Phase 0: Rapid depolarisation Phase 1: Partial repolarisation Phase 2: Plateau Phase 3: Repolarisation Phase 4: Pacemaker potential
What ions drive the different phases of a cardiac AP ?
Phase 0- Sodium channels Phase 1- Potassium channels Phase 2- Calcium channels (and Potassium channels) Phase 3- Potassium channels Phase 4- Potassium channels
Will the AP profile be the same depending on where along the conduction pathway you are taking the measurement from ?
No, AP profile is different dependent on which part of the conduction pathway you are looking at.
Briefly state where each class of anti-dysrhythmic drug will act along the cardiac AP.
Class 1: (decreases) Phase 0
Class 2: (decrease) phases 2 and (decreases slope of) phase 4
Class 3 (and 1a): (decreases) Phase 3
Class 4: (decreases) Phase 2
Identify two unclassified anti-dysrhythmic drugs.
Adenosine and Digoxin
Describe the mechanism of action of Adenosine.
- Adenosine outside the cell binds to A1 receptor (receptor responsible for the effect on the AV node).
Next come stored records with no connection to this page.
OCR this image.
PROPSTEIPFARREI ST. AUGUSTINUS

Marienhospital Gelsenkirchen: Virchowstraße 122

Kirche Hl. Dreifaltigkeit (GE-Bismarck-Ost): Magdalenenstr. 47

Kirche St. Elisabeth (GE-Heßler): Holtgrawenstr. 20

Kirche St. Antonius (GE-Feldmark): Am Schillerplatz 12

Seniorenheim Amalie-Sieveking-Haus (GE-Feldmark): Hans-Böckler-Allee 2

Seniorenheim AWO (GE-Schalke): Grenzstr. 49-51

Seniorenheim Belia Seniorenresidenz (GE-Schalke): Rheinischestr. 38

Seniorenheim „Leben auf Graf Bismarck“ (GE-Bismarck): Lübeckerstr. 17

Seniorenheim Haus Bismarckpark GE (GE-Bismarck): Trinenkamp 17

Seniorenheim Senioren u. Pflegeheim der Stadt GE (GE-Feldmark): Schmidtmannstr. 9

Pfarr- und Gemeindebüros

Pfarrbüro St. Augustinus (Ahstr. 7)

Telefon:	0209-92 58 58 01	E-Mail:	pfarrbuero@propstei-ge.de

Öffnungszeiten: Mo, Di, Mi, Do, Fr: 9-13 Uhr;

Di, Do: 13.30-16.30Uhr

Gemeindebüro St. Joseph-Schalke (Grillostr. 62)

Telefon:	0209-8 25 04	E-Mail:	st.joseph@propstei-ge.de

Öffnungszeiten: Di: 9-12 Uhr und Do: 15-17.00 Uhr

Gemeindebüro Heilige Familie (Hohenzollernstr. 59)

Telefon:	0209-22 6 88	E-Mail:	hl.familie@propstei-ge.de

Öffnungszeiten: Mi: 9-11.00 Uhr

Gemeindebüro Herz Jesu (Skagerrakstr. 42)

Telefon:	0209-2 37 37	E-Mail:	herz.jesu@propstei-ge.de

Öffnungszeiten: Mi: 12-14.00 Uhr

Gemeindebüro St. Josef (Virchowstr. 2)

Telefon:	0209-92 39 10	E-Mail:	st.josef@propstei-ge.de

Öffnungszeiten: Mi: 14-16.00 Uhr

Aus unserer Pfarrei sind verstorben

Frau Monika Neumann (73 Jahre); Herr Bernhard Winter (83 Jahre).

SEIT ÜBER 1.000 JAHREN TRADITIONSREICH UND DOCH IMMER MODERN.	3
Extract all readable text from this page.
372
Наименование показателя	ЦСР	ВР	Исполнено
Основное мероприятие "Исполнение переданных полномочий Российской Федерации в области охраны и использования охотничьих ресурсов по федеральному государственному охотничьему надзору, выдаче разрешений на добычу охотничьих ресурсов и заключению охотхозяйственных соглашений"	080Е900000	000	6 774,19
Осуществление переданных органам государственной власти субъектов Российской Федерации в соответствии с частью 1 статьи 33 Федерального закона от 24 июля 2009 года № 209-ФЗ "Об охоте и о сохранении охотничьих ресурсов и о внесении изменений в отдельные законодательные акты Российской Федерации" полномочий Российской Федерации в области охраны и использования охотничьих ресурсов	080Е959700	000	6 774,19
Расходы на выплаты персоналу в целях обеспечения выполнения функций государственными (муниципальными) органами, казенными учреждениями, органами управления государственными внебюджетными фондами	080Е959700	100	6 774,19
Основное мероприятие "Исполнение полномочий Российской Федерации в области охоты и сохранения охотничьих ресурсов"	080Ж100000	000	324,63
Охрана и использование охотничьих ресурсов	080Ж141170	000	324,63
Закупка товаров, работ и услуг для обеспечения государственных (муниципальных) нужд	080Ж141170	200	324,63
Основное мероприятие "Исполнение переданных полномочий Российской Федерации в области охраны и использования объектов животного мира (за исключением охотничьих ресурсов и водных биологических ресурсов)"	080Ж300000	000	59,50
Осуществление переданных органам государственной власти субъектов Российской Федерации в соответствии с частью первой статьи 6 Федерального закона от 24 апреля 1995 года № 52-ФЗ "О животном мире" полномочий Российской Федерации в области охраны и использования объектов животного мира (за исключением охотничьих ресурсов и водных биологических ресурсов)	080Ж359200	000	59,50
A1 receptor is coupled with Gi (inhibitory) and Go (other) proteins. Upon adenosine binding, the Gi protein will result in inhibition of Adenylate Cyclase which will in turn reduce production of cAMP. This will in turn reduce phosphorylation and thereby activity of Calcium channels. Since these channels drive depolarisation of nodal tissue, blocking them will slow the pacemaker potential down.
- These receptors are linked to the same cardiac potassium channels that are activated by ACh. and so it hyperpolarises cardiac conducting tissue (by opening Potassium channels) and slows the heart rate. It decreases pacemaker activity.